Could the Kindle e-book reader be the new Sears catalogue even though it lacks such multi-use capabilities? My belief is that the Kindle is potentially a catalogue for all of Amazon, a way to compare-shop for dishwashers, back-scratchers, you name it. I know this talk of the Kindle as a GPS gizmo is interesting (thanks, Mike), but I suspect there’s a lot more to come.
Why aren’t we hearing about the Kindle as a potential display vehicle for all of Amazon? Or is the news already out? I don’t own a Kindle and will welcome some information here.
If the Kindle won’t let you shop Amazon in general, would you enjoy this capability? And why does the Kindle lack it now, assuming it does? Is Amazon afraid of seeming too crass—preferring to limit the Kindle for the moment to books and what-not? Also, how about the Kindle as a way to shop for music? I don’t see any references in Wikipedia, or on a Kindle-ballyhoo page, to MP3 buying—even though, yes, there is a mention of audio books (the Kindle offers both .MP3 and Audible’s .aa). OK, enlighten me.
Of course, the Kindle’s having Sears-style catalogue features would not be enough by itself to guarantee the machine’s popularity at the same level. In the long run, the real Sears catalogues just might be cellphones instead.
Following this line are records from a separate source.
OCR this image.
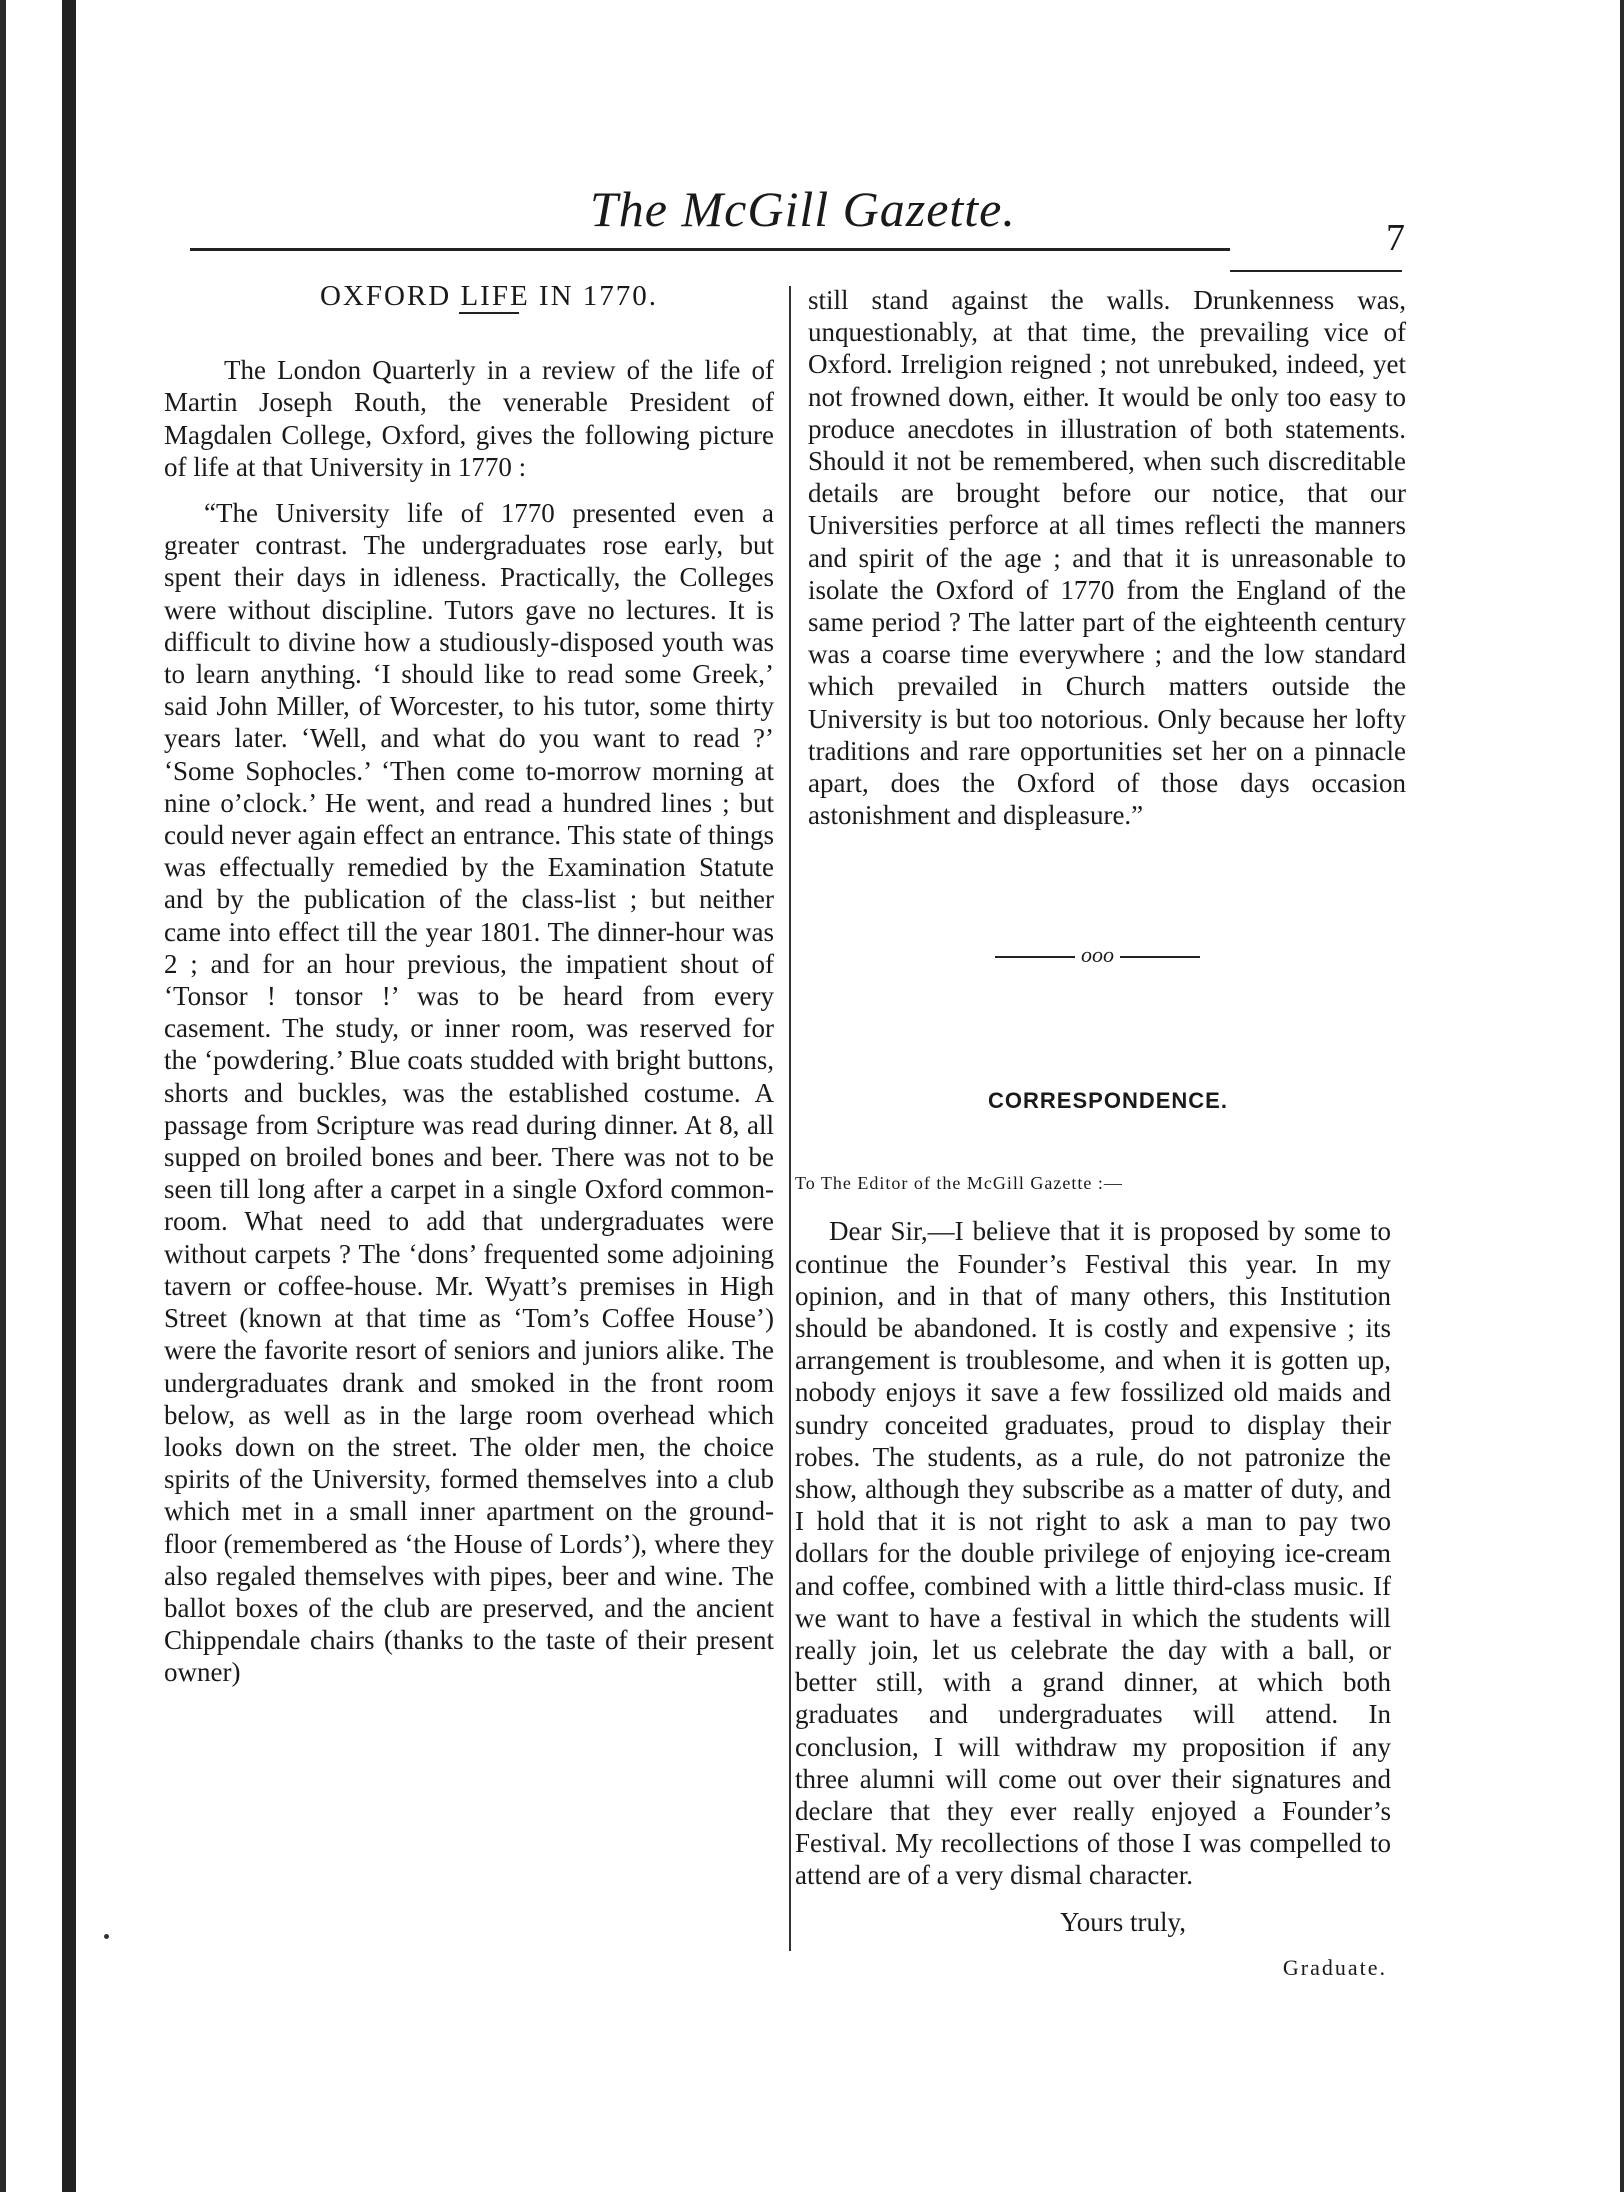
The McGill Gazette.
7

OXFORD LIFE IN 1770.

The London Quarterly in a review of the life of Martin Joseph Routh, the venerable President of Magdalen College, Oxford, gives the following picture of life at that University in 1770 :

“The University life of 1770 presented even a greater contrast. The undergraduates rose early, but spent their days in idleness. Practically, the Colleges were without discipline. Tutors gave no lectures. It is difficult to divine how a studiously-disposed youth was to learn anything. ‘I should like to read some Greek,’ said John Miller, of Worcester, to his tutor, some thirty years later. ‘Well, and what do you want to read ?’ ‘Some Sophocles.’ ‘Then come to-morrow morning at nine o’clock.’ He went, and read a hundred lines ; but could never again effect an entrance. This state of things was effectually remedied by the Examination Statute and by the publication of the class-list ; but neither came into effect till the year 1801. The dinner-hour was 2 ; and for an hour previous, the impatient shout of ‘Tonsor ! tonsor !’ was to be heard from every casement. The study, or inner room, was reserved for the ‘powdering.’ Blue coats studded with bright buttons, shorts and buckles, was the established costume. A passage from Scripture was read during dinner. At 8, all supped on broiled bones and beer. There was not to be seen till long after a carpet in a single Oxford common-room. What need to add that undergraduates were without carpets ? The ‘dons’ frequented some adjoining tavern or coffee-house. Mr. Wyatt’s premises in High Street (known at that time as ‘Tom’s Coffee House’) were the favorite resort of seniors and juniors alike. The undergraduates drank and smoked in the front room below, as well as in the large room overhead which looks down on the street. The older men, the choice spirits of the University, formed themselves into a club which met in a small inner apartment on the ground-floor (remembered as ‘the House of Lords’), where they also regaled themselves with pipes, beer and wine. The ballot boxes of the club are preserved, and the ancient Chippendale chairs (thanks to the taste of their present owner)

still stand against the walls. Drunkenness was, unquestionably, at that time, the prevailing vice of Oxford. Irreligion reigned ; not unrebuked, indeed, yet not frowned down, either. It would be only too easy to produce anecdotes in illustration of both statements. Should it not be remembered, when such discreditable details are brought before our notice, that our Universities perforce at all times reflecti the manners and spirit of the age ; and that it is unreasonable to isolate the Oxford of 1770 from the England of the same period ? The latter part of the eighteenth century was a coarse time everywhere ; and the low standard which prevailed in Church matters outside the University is but too notorious. Only because her lofty traditions and rare opportunities set her on a pinnacle apart, does the Oxford of those days occasion astonishment and displeasure.”

ooo

CORRESPONDENCE.

To The Editor of the McGill Gazette :—

Dear Sir,—I believe that it is proposed by some to continue the Founder’s Festival this year. In my opinion, and in that of many others, this Institution should be abandoned. It is costly and expensive ; its arrangement is troublesome, and when it is gotten up, nobody enjoys it save a few fossilized old maids and sundry conceited graduates, proud to display their robes. The students, as a rule, do not patronize the show, although they subscribe as a matter of duty, and I hold that it is not right to ask a man to pay two dollars for the double privilege of enjoying ice-cream and coffee, combined with a little third-class music. If we want to have a festival in which the students will really join, let us celebrate the day with a ball, or better still, with a grand dinner, at which both graduates and undergraduates will attend. In conclusion, I will withdraw my proposition if any three alumni will come out over their signatures and declare that they ever really enjoyed a Founder’s Festival. My recollections of those I was compelled to attend are of a very dismal character.

Yours truly,

Graduate.
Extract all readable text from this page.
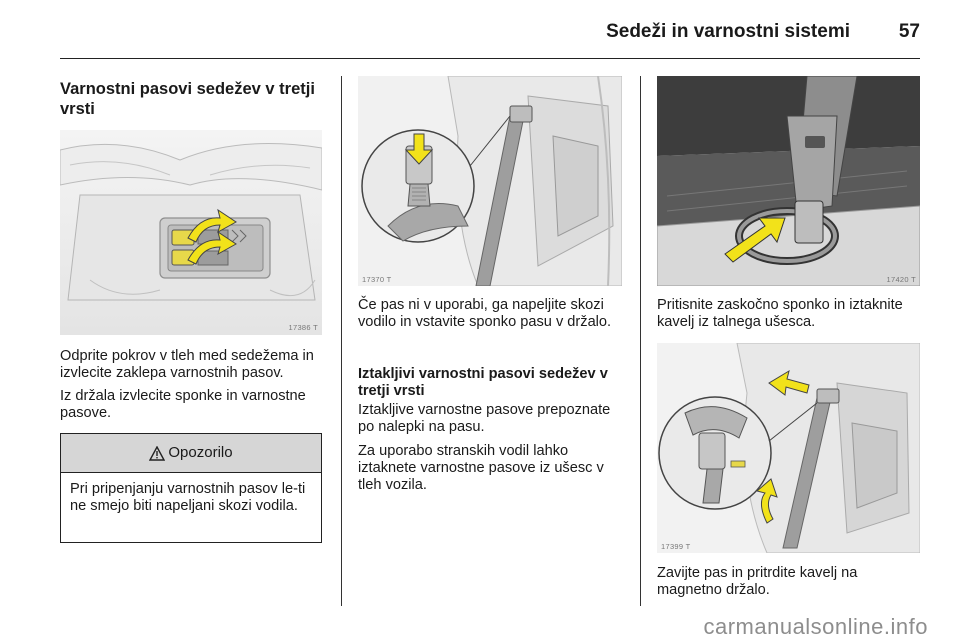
Sedeži in varnostni sistemi	57
Varnostni pasovi sedežev v tretji vrsti
17386 T

Odprite pokrov v tleh med sedežema in izvlecite zaklepa varnostnih pasov.

Iz držala izvlecite sponke in varnostne pasove.

Opozorilo
Pri pripenjanju varnostnih pasov le-ti ne smejo biti napeljani skozi vodila.
17370 T

Če pas ni v uporabi, ga napeljite skozi vodilo in vstavite sponko pasu v držalo.

Iztakljivi varnostni pasovi sedežev v tretji vrsti

Iztakljive varnostne pasove prepoznate po nalepki na pasu.

Za uporabo stranskih vodil lahko iztaknete varnostne pasove iz ušesc v tleh vozila.

17420 T

Pritisnite zaskočno sponko in iztaknite kavelj iz talnega ušesca.

17399 T

Zavijte pas in pritrdite kavelj na magnetno držalo.

carmanualsonline.info
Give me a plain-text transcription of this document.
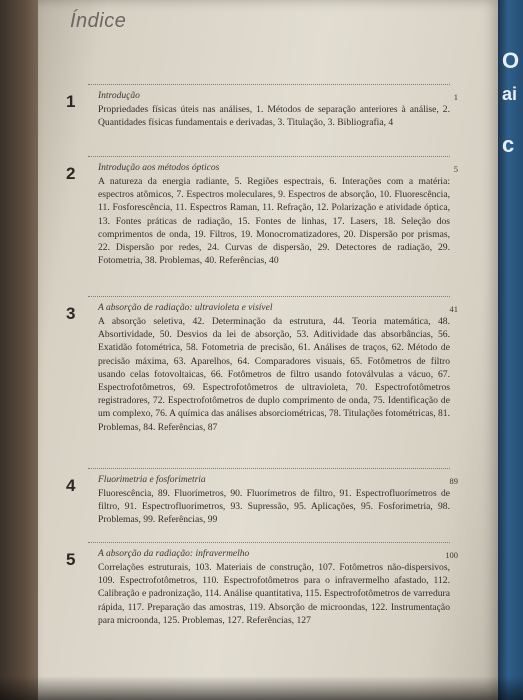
O
ai
c
Índice
1	1
Introdução
Propriedades físicas úteis nas análises, 1. Métodos de separação anteriores à análise, 2. Quantidades físicas fundamentais e derivadas, 3. Titulação, 3. Bibliografia, 4
2	5
Introdução aos métodos ópticos
A natureza da energia radiante, 5. Regiões espectrais, 6. Interações com a matéria: espectros atômicos, 7. Espectros moleculares, 9. Espectros de absorção, 10. Fluorescência, 11. Fosforescência, 11. Espectros Raman, 11. Refração, 12. Polarização e atividade óptica, 13. Fontes práticas de radiação, 15. Fontes de linhas, 17. Lasers, 18. Seleção dos comprimentos de onda, 19. Filtros, 19. Monocromatizadores, 20. Dispersão por prismas, 22. Dispersão por redes, 24. Curvas de dispersão, 29. Detectores de radiação, 29. Fotometria, 38. Problemas, 40. Referências, 40
3	41
A absorção de radiação: ultravioleta e visível
A absorção seletiva, 42. Determinação da estrutura, 44. Teoria matemática, 48. Absortividade, 50. Desvios da lei de absorção, 53. Aditividade das absorbâncias, 56. Exatidão fotométrica, 58. Fotometria de precisão, 61. Análises de traços, 62. Método de precisão máxima, 63. Aparelhos, 64. Comparadores visuais, 65. Fotômetros de filtro usando celas fotovoltaicas, 66. Fotômetros de filtro usando fotoválvulas a vácuo, 67. Espectrofotômetros, 69. Espectrofotômetros de ultravioleta, 70. Espectrofotômetros registradores, 72. Espectrofotômetros de duplo comprimento de onda, 75. Identificação de um complexo, 76. A química das análises absorciométricas, 78. Titulações fotométricas, 81. Problemas, 84. Referências, 87
4	89
Fluorimetria e fosforimetria
Fluorescência, 89. Fluorímetros, 90. Fluorímetros de filtro, 91. Espectrofluorímetros de filtro, 91. Espectrofluorímetros, 93. Supressão, 95. Aplicações, 95. Fosforimetria, 98. Problemas, 99. Referências, 99
5	100
A absorção da radiação: infravermelho
Correlações estruturais, 103. Materiais de construção, 107. Fotômetros não-dispersivos, 109. Espectrofotômetros, 110. Espectrofotômetros para o infravermelho afastado, 112. Calibração e padronização, 114. Análise quantitativa, 115. Espectrofotômetros de varredura rápida, 117. Preparação das amostras, 119. Absorção de microondas, 122. Instrumentação para microonda, 125. Problemas, 127. Referências, 127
Speaking of Wikipedia and the Kindle: Why does the online encyclopedia say, “Unlike previously existing e-book readers, the Kindle can be used without the need for a computer”? Couldn’t the old Rocket eBooks work without computers, via built-in modems, for example? Shows the amnesia surrounding e-books. It’s too bad that people are also forgetful of the many thousands of dollars that buyers spent to build personal libraries tied to their respective machine. And then many were SOL when the Rockets went kaput.